SUSTAINING RESILIENCE IN THE RURAL LANDSCAPE: A CASE STUDY IN COMMUNITY DESIGN

Open Access
Author:
Parker, Sarah Rose
Area of Honors:
Landscape Architecture
Degree:
Bachelor of Landscape Architecture
Document Type:
Thesis
Thesis Supervisors:
  • Larry James Gorenflo, Thesis Supervisor
  • Stuart Patton Echols, Honors Advisor
  • Kelleann Foster, Faculty Reader
Keywords:
  • agriculture
  • oregon
  • case study
  • rural
  • landscape architecture
  • sustainability
  • community design
Abstract:
As human populations have grown, so has the intensity of our intervention in the landscape. Since the industrial revolution, these interventions have been increasingly designed to facilitate the needs of the economy, impacting the way societies utilize and are connected to the landscape. Landscape Architecture is a broad field that encompasses all scales of design, and is not limited to the aesthetic. The physical composition of elements within the landscape has tremendous impact both on ecosystem function and community dynamics. Since the industrial revolution, human interventions in the landscape have encouraged commerce beyond the human scale, degraded local and global ecologies, undermined communities (both rural and urban), and contributed to epidemics of disease, food insecurity, and mass instability. In the rural United States, a shift in the way land uses are arranged and emphasized can simultaneously restore ecological function and community resilience, creating rural landscapes that are more diverse, independent, and capable of supporting each other. Many rural communities simply lack an infrastructure for community-scale action; they have become dependent on larger networks of production, processing, and distribution.
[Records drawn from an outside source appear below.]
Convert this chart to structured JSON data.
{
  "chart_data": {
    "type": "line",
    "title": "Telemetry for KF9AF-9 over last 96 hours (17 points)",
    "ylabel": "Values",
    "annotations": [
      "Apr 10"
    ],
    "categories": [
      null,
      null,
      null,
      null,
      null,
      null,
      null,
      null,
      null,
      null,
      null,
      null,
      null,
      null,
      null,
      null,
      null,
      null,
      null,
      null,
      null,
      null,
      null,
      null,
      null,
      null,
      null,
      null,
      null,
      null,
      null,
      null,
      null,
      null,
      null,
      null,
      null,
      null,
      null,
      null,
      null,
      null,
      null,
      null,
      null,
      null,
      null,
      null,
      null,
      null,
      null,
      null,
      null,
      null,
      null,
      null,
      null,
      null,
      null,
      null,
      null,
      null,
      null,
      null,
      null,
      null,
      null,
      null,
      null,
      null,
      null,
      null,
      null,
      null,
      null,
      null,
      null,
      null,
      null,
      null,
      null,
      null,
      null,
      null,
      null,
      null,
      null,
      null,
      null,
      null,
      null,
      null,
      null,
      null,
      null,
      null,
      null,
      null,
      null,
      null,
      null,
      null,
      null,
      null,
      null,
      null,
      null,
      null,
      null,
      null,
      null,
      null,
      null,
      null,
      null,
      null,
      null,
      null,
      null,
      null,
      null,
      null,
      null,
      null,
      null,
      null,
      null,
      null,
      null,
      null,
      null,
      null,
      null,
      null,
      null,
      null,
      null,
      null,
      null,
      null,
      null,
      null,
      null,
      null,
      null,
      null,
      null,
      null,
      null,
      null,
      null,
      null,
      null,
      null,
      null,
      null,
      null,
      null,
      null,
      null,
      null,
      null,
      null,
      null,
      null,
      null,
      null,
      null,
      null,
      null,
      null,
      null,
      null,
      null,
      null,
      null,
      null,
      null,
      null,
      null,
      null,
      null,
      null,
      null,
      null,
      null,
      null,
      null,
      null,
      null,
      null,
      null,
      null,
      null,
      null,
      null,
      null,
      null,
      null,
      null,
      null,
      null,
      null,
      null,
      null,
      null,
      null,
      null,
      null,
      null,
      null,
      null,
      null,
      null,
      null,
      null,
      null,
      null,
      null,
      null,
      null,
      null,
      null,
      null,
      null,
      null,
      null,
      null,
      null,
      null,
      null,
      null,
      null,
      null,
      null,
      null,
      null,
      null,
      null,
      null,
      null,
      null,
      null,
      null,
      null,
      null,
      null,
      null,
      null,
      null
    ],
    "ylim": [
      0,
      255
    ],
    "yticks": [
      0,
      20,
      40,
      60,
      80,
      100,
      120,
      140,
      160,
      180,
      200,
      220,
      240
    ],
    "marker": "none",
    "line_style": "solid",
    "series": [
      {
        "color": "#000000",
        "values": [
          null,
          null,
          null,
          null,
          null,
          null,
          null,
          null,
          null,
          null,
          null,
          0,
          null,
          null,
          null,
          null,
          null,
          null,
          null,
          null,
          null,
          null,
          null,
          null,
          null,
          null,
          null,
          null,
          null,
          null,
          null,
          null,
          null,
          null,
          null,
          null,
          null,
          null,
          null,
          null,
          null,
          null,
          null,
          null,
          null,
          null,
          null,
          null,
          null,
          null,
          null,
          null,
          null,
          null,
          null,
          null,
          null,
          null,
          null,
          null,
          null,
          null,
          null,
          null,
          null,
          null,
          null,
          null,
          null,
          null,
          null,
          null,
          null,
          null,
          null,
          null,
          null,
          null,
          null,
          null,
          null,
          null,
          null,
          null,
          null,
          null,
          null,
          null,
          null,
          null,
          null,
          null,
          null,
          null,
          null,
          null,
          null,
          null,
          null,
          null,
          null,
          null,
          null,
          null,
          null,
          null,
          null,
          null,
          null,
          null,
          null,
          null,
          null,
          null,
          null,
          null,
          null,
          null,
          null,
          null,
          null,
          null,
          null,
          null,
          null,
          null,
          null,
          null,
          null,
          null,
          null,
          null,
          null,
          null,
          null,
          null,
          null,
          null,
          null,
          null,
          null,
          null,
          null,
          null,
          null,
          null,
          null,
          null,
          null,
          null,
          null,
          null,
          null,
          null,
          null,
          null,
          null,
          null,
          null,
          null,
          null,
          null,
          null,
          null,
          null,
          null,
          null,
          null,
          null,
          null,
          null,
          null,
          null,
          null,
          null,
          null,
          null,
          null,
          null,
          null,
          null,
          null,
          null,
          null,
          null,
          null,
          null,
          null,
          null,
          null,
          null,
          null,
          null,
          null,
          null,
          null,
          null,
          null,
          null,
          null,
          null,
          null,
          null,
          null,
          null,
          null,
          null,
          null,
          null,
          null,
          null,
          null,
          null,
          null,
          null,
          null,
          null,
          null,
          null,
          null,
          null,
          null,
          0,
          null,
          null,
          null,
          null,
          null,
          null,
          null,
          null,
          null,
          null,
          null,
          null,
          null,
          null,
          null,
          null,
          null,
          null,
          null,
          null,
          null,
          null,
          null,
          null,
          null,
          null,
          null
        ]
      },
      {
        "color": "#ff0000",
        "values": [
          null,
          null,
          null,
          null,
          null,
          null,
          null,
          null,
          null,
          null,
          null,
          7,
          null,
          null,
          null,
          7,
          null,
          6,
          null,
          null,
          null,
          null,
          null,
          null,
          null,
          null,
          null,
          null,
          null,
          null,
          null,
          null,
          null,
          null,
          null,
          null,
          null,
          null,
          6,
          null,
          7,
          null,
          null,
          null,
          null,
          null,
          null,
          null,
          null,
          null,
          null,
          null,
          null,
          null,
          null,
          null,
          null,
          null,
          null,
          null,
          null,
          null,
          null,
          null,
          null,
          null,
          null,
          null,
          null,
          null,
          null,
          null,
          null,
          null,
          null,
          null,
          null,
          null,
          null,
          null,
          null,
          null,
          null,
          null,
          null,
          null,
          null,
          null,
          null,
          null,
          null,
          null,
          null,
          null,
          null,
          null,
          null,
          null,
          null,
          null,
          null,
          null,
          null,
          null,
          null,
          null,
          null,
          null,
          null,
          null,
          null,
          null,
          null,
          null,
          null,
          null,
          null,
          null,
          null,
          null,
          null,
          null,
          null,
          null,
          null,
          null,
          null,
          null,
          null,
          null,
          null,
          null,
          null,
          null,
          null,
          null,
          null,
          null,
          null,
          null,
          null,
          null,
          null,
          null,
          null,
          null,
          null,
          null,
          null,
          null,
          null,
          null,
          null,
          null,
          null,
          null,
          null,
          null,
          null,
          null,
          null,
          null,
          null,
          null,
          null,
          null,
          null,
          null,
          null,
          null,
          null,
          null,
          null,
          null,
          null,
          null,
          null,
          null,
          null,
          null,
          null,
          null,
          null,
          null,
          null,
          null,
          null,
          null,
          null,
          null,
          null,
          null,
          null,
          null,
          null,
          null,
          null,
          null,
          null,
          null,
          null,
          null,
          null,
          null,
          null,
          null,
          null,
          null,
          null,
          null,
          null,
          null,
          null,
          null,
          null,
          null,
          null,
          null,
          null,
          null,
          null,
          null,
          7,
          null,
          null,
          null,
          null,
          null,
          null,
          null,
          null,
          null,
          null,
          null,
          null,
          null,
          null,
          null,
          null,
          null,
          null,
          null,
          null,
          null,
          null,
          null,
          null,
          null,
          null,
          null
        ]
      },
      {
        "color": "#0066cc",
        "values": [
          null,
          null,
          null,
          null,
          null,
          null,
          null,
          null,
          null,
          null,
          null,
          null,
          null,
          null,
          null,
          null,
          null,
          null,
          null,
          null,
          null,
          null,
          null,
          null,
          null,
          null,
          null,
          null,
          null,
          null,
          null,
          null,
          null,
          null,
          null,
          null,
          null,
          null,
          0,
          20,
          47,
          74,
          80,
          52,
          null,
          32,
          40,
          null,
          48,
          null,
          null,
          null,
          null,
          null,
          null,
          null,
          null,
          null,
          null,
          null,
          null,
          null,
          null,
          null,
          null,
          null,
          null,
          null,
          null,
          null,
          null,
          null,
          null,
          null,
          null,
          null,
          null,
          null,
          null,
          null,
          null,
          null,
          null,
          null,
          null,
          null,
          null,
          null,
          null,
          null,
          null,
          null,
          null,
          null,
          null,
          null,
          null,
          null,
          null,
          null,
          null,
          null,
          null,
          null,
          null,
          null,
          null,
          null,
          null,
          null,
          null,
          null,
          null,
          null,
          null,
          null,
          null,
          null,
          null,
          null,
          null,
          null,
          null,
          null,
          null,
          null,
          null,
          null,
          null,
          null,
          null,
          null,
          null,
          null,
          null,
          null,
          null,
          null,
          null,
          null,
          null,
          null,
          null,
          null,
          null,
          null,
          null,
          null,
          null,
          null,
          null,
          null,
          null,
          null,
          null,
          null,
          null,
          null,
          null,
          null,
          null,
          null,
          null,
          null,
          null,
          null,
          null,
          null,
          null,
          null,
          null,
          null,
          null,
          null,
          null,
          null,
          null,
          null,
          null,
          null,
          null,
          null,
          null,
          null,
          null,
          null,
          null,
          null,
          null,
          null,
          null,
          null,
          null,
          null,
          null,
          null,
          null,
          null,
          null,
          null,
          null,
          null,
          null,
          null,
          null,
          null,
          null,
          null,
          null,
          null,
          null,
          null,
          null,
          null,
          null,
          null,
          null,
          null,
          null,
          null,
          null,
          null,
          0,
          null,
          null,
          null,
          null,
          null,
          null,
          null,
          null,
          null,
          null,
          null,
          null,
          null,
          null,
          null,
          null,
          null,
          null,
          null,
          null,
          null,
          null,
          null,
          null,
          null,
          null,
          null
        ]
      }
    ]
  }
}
This thesis attempts to demonstrate that by utilizing design to build relevant local infrastructures, rural communities can be strengthened through place making. Chapter 1 of the thesis is an account of the impacts past design and policy decisions have made on the landscape. Chapter 2 details specific impacts to rural communities. Chapter 3 puts forward strategies to retrofit rural communities in order to foster resilience and sustainability. Chapter 4 and Appendices describe a case study undertaken to inventory and analyze the specific factors affecting the Williams Creek Watershed in Southern Oregon and the design steps proposed to revitalize the community.